When you consider things like the current Presidential campaign, and the choices between a doofus businessman and a corrupt geriatric, it would, could, is, very easy to pack up shop and move to the woods, with any of your family members that you can, teaching them things with Chomsky or whatever talisman of your choice, while giving them physical tools that many of a similar age would dream of.

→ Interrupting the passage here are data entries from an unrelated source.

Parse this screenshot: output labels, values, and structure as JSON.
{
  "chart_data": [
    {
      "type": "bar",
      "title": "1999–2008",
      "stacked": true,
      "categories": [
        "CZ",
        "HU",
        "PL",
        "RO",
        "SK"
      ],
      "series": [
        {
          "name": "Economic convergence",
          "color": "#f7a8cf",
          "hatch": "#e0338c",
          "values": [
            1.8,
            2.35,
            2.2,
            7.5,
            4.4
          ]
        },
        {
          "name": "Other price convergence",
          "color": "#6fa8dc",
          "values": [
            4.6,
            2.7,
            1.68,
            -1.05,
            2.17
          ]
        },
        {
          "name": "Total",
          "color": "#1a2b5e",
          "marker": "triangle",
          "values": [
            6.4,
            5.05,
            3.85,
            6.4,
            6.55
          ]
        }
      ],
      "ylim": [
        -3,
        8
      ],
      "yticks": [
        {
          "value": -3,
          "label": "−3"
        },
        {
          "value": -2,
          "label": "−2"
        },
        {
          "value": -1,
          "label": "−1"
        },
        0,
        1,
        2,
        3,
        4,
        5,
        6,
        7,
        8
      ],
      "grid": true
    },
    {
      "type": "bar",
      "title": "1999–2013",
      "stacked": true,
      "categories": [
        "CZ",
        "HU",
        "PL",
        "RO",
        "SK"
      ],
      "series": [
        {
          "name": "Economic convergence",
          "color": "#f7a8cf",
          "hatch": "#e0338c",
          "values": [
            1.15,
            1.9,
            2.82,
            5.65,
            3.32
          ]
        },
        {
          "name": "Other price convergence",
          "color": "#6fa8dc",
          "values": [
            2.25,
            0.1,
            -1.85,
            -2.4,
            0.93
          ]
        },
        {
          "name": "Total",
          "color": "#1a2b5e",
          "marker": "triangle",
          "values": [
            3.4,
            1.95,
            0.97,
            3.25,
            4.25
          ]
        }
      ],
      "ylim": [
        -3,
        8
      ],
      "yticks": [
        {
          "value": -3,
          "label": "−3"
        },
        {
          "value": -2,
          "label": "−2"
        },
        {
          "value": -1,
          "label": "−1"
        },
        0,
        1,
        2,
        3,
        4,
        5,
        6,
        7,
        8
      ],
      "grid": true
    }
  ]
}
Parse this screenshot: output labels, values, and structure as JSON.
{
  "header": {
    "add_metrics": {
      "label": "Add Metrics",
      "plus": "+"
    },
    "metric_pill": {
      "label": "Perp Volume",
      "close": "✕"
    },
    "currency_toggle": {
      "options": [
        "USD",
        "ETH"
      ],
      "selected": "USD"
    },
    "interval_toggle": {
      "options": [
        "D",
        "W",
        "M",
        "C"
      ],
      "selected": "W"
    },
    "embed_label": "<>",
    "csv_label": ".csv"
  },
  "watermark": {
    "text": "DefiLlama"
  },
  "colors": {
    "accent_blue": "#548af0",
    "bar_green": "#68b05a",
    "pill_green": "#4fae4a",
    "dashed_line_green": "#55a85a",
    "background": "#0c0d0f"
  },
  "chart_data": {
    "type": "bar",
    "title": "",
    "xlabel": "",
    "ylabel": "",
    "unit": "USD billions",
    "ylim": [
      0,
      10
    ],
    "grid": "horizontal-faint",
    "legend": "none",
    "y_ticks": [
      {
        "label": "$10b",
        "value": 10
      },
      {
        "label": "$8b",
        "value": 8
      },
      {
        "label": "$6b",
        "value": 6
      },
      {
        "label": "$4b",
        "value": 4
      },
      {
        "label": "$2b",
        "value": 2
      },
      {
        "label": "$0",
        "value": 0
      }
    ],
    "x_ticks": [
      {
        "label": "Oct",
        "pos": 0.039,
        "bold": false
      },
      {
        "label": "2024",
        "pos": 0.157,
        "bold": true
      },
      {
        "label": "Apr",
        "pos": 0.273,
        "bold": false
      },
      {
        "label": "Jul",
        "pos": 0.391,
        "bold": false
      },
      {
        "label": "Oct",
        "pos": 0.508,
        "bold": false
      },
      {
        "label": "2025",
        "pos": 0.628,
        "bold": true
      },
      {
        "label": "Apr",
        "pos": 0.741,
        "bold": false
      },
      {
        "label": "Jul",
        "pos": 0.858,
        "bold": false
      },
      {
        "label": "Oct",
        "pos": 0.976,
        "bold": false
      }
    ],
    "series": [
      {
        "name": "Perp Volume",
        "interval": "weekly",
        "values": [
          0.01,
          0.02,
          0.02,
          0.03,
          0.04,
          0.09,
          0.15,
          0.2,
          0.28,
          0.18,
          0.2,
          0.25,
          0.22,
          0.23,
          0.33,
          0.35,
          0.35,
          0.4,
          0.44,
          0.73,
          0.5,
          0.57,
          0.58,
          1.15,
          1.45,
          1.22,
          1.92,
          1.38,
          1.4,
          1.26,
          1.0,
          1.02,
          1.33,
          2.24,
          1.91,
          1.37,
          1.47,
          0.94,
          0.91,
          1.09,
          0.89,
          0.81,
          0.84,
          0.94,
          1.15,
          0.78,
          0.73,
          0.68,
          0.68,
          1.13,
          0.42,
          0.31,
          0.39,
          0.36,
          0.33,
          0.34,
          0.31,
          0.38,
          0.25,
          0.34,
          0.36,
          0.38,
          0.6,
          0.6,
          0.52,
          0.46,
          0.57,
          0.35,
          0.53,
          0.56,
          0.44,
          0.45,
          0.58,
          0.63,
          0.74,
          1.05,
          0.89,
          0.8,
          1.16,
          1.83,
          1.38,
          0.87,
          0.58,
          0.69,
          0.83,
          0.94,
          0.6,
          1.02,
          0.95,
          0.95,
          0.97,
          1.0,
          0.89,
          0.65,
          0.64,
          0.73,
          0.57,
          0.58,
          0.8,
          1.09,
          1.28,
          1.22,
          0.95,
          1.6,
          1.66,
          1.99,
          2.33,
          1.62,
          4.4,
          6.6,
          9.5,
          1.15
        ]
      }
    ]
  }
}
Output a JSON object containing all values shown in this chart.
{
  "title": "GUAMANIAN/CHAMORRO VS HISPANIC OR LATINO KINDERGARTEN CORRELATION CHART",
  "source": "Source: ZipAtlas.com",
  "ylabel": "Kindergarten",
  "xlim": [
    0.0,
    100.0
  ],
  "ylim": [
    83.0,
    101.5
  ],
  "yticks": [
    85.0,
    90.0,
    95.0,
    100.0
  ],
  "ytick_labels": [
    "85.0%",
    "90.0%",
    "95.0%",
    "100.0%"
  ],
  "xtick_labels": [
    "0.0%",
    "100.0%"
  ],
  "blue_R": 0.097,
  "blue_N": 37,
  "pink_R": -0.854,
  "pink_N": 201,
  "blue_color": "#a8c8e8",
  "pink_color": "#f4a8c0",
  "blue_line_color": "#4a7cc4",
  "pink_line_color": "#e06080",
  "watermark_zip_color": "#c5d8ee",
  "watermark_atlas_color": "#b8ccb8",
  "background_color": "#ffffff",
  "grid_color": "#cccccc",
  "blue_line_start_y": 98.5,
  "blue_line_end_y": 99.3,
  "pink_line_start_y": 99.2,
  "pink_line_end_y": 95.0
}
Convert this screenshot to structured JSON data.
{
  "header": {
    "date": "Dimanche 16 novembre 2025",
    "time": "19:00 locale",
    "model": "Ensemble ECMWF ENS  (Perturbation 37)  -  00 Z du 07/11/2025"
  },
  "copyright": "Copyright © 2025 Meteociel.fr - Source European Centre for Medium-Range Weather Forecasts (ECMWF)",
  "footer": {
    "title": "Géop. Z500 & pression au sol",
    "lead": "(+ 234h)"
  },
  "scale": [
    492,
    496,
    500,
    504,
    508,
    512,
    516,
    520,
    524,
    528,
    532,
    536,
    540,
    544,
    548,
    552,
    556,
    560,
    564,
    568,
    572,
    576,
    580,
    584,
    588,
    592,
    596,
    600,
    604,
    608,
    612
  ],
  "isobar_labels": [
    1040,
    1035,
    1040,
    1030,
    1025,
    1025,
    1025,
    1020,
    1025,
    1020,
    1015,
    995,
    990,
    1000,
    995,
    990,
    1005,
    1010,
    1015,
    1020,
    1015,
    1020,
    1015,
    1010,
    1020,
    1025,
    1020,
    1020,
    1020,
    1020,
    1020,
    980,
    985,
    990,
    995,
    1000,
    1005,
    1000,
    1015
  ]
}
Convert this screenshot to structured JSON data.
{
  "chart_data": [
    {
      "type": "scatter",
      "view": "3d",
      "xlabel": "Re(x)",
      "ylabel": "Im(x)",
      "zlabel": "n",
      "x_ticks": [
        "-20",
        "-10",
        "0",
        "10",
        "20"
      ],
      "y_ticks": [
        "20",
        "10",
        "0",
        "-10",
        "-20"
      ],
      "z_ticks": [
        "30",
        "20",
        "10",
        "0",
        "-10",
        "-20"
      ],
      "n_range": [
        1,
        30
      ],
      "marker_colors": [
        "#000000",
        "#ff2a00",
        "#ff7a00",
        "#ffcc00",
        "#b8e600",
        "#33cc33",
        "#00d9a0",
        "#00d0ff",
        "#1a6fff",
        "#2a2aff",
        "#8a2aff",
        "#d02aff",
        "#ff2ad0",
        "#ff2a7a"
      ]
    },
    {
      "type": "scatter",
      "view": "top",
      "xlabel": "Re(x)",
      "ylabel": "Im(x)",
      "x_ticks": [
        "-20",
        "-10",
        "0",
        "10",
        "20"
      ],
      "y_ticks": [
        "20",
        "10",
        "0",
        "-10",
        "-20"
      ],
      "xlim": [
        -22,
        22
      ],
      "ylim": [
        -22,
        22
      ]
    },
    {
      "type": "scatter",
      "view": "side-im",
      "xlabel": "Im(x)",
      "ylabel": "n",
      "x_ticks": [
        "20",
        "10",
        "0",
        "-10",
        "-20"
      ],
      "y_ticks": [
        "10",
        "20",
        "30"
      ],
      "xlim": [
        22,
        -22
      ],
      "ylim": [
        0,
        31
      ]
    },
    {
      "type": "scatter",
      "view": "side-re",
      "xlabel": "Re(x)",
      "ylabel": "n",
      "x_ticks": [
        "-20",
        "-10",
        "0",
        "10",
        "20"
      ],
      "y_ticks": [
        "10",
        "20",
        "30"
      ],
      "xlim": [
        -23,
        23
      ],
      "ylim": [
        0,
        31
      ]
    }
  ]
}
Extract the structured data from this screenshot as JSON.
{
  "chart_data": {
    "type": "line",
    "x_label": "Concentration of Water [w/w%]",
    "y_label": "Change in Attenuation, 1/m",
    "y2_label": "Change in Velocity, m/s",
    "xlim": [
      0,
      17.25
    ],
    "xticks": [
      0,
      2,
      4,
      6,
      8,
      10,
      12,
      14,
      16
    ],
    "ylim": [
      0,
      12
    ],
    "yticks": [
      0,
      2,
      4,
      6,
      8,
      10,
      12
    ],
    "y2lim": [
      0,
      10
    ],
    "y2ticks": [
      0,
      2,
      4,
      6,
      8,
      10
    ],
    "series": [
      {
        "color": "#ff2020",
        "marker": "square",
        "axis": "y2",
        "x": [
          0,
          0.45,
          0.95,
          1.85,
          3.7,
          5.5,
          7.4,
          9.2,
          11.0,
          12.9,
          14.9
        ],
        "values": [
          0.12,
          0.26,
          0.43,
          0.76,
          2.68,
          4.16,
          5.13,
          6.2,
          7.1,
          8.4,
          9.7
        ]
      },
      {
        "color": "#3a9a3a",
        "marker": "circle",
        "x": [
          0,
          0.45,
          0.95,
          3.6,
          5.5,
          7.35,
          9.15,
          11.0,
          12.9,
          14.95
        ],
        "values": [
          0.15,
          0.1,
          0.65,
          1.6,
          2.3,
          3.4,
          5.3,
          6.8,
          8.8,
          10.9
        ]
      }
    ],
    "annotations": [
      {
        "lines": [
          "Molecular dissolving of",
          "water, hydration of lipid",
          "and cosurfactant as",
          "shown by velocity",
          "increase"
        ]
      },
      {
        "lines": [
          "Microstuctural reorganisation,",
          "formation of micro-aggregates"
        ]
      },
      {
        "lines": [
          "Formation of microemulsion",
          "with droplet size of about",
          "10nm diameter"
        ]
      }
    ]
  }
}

Captain Fantastic is written and directed by Matt Ross, who many will recognize as Gavin Belson in HBO's hilarious Silicon Valley. The film centers on Ben Cash (Viggo Mortensen, Eastern Promises) and his six kids, whom he is raising in the forests of Washington state. He has done this even after his wife returned to civilization for hospitalization, treating her bipolar disorder. She commits suicide and the family has conflict, first on whether to return to civilization to attend her funeral, then with her wife's surviving family, who disagree with Ben's philosophies.
Captain Fantastic premiered at Cannes and even won the "Un Certain Regard" for Ross' direction, but was first noticed on the festival circuit, specifically Sundance. When it finally did come to a wider audience, the promotional material was curious, in that it seemed to be marketed as both a comedy and drama. OK, so a little more trepidation here, but I'm still in for this curious movie. And now that I've seen it…eh? There's little denying the beauty and emotion in the first act, with the simplicity of the family unit and the shock each of the kids experiences when learning upon the news of their mother's death. It's when they leave the forest, going to New Mexico to their mother's funeral and meet their grandfather (Frank Langella, The Americans) and grandmother (Ann Dowd, Our Brand Is Crisis) is when things start to get problematic.
The movie bumps into a variety of different story hooks which, in retrospect for the story, any one of which could have worked better for the film than what is chosen. Captain Fantastic could have been a road movie with the family reconciling their thoughts about their mother, or their desire for a different life other than the one Ben gives them. Spending a larger block of time on Ben's disapproving in-laws would have also worked. Heck, even looking at the family dynamic between Ben and his oldest son Bo (George MacKay, The Americans) would have been a nice lynchpin to go with.
What Captain Fantastic does for better and worse is that it sticks to the roots in the ground that Ben has placed. Mortensen's performance contains strength, emotion and resiliency that not many other characters have expressed, nor are ones that Mortensen has entirely displayed in one film. These traits take his character and his family down some strange, and eventually roads over the last act of the film, turning a potentially excellent film into one that's simply good.
Perhaps maybe that's why I'm disappointed with Captain Fantastic. I wanted the best for it, despite Universal's interesting way of attempting to get people into the theater. And it does have some emotionally note-perfect moments in the first hour or so. Hopefully Viggo gets some individual recognition for the work, but the film, in sticking rigidly to its value set, becomes even more incredulous than its premise, several times over in fact.The Blu-ray:
Universal's transfer of Captain Fantastic looks pretty, that's for sure. The word of cinematographer Stephane Fontaine Rust and Bone gets a chance to shine in the first act, with the Washington exteriors looking sharp in their shade of green before moving to New Mexico, where the browns of the desert sand go well with the greens of the golf course. The red in Mortensen's suit looks great and the country scenes are luscious.The Sound:
The DTS-HD Master Audio 5.1 lossless track is fine but doesn't have any moments that blow your doors off. A first/second act moment of subterfuge by the family set to Bikini Kill's "Rebel Girl" was fun and made me chuckle, the third act when the kids try to get one of their own out of grandpa's house bring sounds like a body on a car and a gurney in an emergency room, have directional effects and panning which is effective, along with environmental sounds. It's a fine track.The Extras:
Aside from a standard definition disc and a code for a digital copy of the film, the only extra onboard is "Insanely or Insanely Great" (4:01), in which Mortensen and Ross discuss the story and character, and Mortensen discusses his preparation for it. It is quite the skippable extra.Final Thoughts:
I would have been thrilled to say that Captain Fantastic is one of the best films of the year and one that everyone should check out. It is still pretty good, and maybe in fresher eyes it is better than I'm giving it credit for it is. But 70% of the film feels like a lot of missed opportunity, despite a very good performance by its lead. Technically it is a strong disc, but could have used more on the extras side, but worth checking out.